As construtoras e seus prepostos políticos promovem o crescimento galopante do
Recife agravando os instrumentos de degradação do espaço urbano. Temos
crescimento, sim, até em demasia, mas nada que se assemelhe à urbanidade, ao
ideal de uma cidade construída por pessoas para as pessoas. A expansão do
Recife, como de praticamente de quase toda a malha urbana do Brasil, é feita
sob o comando do nosso capitalismo selvagem.
Saio das abstrações
para descer um pouco ao solo da realidade concreta. Boa Viagem não é apenas a
maior área de concentração demográfica do Recife, é também o bairro mais
extenso. Sua orla marítima, incluindo o Pina, tem 8 km. de extensão.
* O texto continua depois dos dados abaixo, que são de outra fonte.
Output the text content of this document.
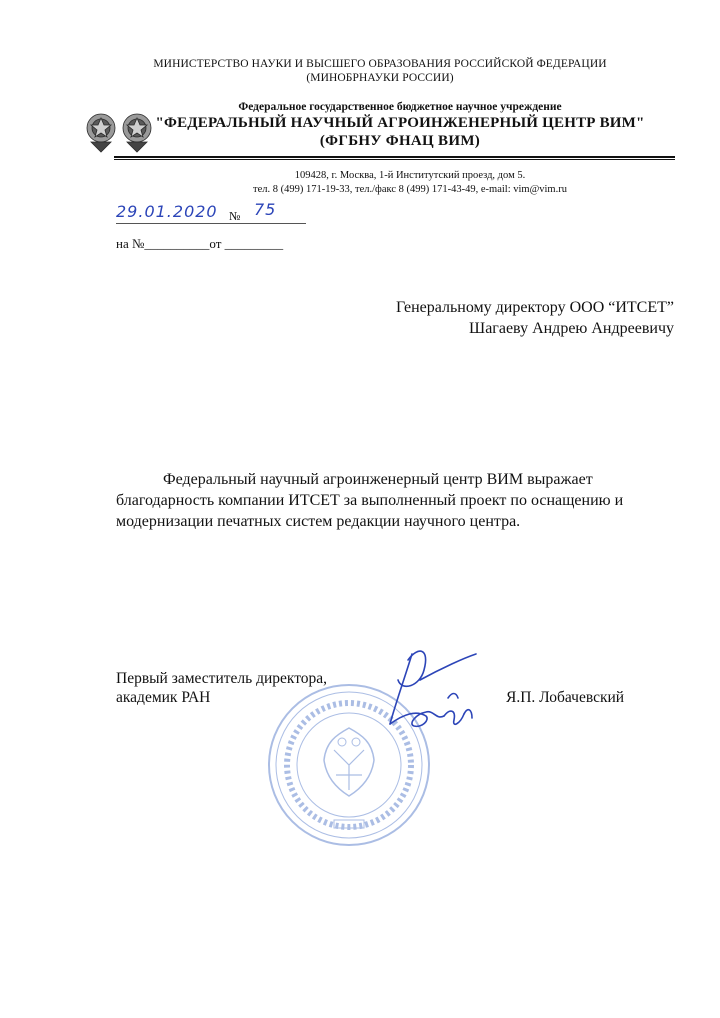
МИНИСТЕРСТВО НАУКИ И ВЫСШЕГО ОБРАЗОВАНИЯ РОССИЙСКОЙ ФЕДЕРАЦИИ
(МИНОБРНАУКИ РОССИИ)
Федеральное государственное бюджетное научное учреждение
"ФЕДЕРАЛЬНЫЙ НАУЧНЫЙ АГРОИНЖЕНЕРНЫЙ ЦЕНТР ВИМ"
(ФГБНУ ФНАЦ ВИМ)
109428, г. Москва, 1-й Институтский проезд, дом 5.
тел. 8 (499) 171-19-33, тел./факс 8 (499) 171-43-49, e-mail: vim@vim.ru
29.01.2020 № 75
на №__________от _________
Генеральному директору ООО “ИТСЕТ”
Шагаеву Андрею Андреевичу

Федеральный научный агроинженерный центр ВИМ выражает благодарность компании ИТСЕТ за выполненный проект по оснащению и модернизации печатных систем редакции научного центра.

Первый заместитель директора,
академик РАН	Я.П. Лобачевский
No
entanto, não há em Boa Viagem uma única praça digna deste nome. A praça que tem
o nome do bairro é uma coisinha insignificante, com uma igrejinha no centro. O
que sobra é praticamente invadido por barracas do comércio artesanal. Basta
dizer que não tem um centímetro de grama, qualquer espaço de lazer. Chamar isso
de praça é um insulto à semântica. O mesmo se aplica aos chamados jardins de Boa
Viagem. São três, que somados não dariam um jardim de subúrbio. Some-se a isso
o fato de que Boa Viagem não tem um parque, uma biblioteca, um teatro, um
centro cultural, praticamente nenhuma área significativa de lazer. Tudo que nos
resta é o calçadão, invadido por barracas e pelo comércio ambulante. Quando a
maré baixa, resta ainda uma estreita faixa de areia onde é possível caminhar ao
longo das águas.
Algum bairrista
ofendido com minha crítica poderia gritar o nome do parque Dona Lindu em defesa
dos espaços de lazer propiciados pela cidade. É outra coisinha mais ou menos do
tamanho da praça de Boa Viagem. Tem algum espaço de lazer, admito, mas foi
tomado de assalto por jovens e alguns adolescentes retardados que transformaram
todo espaço livre em pista de skate. Nos espaços marginais do parque, dominam o
comércio ambulante, crescente e sempre anti-higiênico, apesar das normas
impostas pela administração que nada administra, e os skatistas ainda mais
ruidosos e velozes, não raro movidos a maconha que fumam abertamente. O que há
de bom, em meio a tanta coisa precária, é o desenho arquitetônico de Niemeyer
um tanto deslocado em meio à bagunça. Diante disso, eu, que de início tentei
ser um frequentador do parque, removi a tenda e voltei às caminhadas também
precárias no calçadão da avenida beira mar. Afinal, bem ou mal, é o que me
resta. Ou me contento com isso ou dilato as horas de prisão domiciliar.
Quando o ruído ambiente
força-me a suspender a leitura irritado, muitas vezes desloco o olhar ao redor.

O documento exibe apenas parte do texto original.